Saturday, April 14, 2007

Bad Disco

Some club nights are like bad sex: you go through the motions, trying to convince yourself you're enjoying it, worrying that you'll just get up and walk out before anything happens, wasting the effort. Nevertheless, if you persist long enough, sheer friction overtakes everything else and there is some climax. But it is an empty one, with no real sense of release.

So it was last night at Home Club. There to check out the post-renovation decor with two friends, I found myself standing in the middle of the dance floor most of the time, allowing the music to pass through me like vapour. All around me youngsters were screaming with excitement as each song began, while I wondered what song could possibly evoke the same response in me, having heard them so many times in this way already. Eventually one came on, and I danced myself into a sincere frenzy for three minutes.

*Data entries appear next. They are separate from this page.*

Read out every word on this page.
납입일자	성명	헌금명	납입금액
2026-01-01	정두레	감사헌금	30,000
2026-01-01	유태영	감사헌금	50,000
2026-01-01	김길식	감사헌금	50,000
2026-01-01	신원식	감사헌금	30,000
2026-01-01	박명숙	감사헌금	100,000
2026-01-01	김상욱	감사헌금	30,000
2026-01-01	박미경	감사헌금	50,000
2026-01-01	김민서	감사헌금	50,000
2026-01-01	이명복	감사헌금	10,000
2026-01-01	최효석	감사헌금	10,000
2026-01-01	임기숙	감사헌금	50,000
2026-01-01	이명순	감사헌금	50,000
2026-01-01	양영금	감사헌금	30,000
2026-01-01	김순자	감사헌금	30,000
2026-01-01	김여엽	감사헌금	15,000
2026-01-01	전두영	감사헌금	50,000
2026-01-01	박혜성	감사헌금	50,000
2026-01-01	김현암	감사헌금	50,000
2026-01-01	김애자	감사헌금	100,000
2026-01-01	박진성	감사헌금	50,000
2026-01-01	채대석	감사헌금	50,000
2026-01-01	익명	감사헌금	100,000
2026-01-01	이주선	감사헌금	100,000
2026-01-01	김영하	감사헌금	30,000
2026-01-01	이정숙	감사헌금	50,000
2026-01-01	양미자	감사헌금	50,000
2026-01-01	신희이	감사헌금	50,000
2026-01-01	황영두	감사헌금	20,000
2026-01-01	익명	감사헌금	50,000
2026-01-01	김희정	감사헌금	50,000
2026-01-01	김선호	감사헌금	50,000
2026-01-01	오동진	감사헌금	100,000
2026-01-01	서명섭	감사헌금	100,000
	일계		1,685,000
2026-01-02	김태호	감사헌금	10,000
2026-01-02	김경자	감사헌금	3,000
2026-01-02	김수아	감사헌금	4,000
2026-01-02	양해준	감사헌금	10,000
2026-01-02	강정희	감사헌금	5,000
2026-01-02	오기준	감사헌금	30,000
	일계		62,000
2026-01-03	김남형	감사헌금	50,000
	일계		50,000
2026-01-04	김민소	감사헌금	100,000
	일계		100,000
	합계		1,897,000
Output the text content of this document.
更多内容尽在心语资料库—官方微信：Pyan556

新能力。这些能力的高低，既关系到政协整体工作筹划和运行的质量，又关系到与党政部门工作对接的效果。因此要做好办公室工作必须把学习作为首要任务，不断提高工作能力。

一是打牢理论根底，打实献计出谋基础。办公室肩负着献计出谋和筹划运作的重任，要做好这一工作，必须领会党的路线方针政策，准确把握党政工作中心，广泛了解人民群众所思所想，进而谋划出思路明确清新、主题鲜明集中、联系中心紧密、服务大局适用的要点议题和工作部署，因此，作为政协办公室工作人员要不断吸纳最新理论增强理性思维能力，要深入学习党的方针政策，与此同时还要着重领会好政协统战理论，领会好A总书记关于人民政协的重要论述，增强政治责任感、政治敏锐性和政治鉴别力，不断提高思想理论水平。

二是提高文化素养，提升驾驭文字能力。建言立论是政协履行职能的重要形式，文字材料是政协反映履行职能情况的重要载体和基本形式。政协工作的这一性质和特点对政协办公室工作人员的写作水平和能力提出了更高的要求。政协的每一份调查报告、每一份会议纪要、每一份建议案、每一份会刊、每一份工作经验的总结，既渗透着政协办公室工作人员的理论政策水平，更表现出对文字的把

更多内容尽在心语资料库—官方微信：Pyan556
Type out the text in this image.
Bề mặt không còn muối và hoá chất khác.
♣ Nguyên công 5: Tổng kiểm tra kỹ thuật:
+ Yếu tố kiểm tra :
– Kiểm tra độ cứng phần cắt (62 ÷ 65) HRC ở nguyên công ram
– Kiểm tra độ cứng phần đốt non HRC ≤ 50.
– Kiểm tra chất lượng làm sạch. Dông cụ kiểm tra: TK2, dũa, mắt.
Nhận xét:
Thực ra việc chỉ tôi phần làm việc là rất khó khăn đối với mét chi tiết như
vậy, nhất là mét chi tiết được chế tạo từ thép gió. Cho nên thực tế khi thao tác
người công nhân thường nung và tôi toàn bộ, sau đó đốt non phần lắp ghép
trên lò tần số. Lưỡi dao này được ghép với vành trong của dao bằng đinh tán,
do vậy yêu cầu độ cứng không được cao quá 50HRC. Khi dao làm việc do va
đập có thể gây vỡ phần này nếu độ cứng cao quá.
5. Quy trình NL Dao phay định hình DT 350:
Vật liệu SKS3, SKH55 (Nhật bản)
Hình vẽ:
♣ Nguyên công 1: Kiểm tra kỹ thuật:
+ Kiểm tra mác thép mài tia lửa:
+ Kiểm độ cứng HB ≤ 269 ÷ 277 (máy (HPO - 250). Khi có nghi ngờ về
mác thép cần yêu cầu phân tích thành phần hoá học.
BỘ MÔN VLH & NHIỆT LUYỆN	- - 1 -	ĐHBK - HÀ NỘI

A while later, as we sat outside the club, I thought about how quickly I tire of these things. In 2005, I was going mad for the whole experience. Barely two months ago, I re-embraced it with great enthusiasm. Now, this. Then I had a strange thought: if I fell in love with a girl who recently discovered indie disco, would she renew the experience for me, or would it be a case of right person, wrong time? When we fuck, would I relish her, or just gaze emptily at her young breasts, wishing this had happened two years ago?

Wednesday, April 11, 2007

Mind Games

We sat on the bench to cool down, you clearly more spent than I.

I don't remember anything you said until the words: "she's flying there again in May."

Sensing an opportunity, I said: "I wonder how people like them keep it going. It must be hard."

"She must trust him a lot."

"And he must trust her a lot too," I added, trying to push the point.

"You never met him, did you."

I shook my head slowly, heavy as it was with unspoken things.

The conversation stopped there as you bent down to tighten your shoelaces, but continued unfolding with menacing speed in my mind, gathering force, a boulder rolling off my tongue, catching your sleeve and dragging us down an exciting, terrifying slope together.

Tuesday, April 03, 2007

Yes, You Could Say We Know Each Other

I can picture this: him pausing for a moment, thumb resting on the call button, wondering why he has to collect himself. I can sense the swing in his emotions as she tells him she's already having dinner with someone, but he could join in anyway. I don't know what his car looks like, but I imagine it swerving restlessly past rows of occupied lots as he agonises over his thwarted chances tonight.

I feel the lump in his throat as our eyes meet.

For the rest of the dinner, I can only wonder about the extent of his inner struggle: trying to inch his way further into her favour while delicately maintaining a professional distance with me. It's a clumsy performance. But I help him--and perhaps myself--by hijacking the conversation. What both of us separately hoped would be a night with her then becomes a night between us, cordially discussing the intersections in our lives; plumbing the depths of our useless but endless troves of general knowledge; wandering into philosophical territory without really disagreeing (but of course; I wouldn't dream of disagreeing with him). And through it all, she sits on the sidelines, listening in.

It should've made me angry. Instead, it was thoroughly refreshing, not only because of the privilege of seeing him with his defences lowered, but also because being able to engage him in conversation made me feel smarter than I've felt in years (he is a really intelligent person after all; just look at where it's gotten him in life). I parted ways with them feeling strangely invigorated and pleased with myself.

This feeling stayed with me until many hours later, when I imagined her closing the door of his car at the foot of her flat.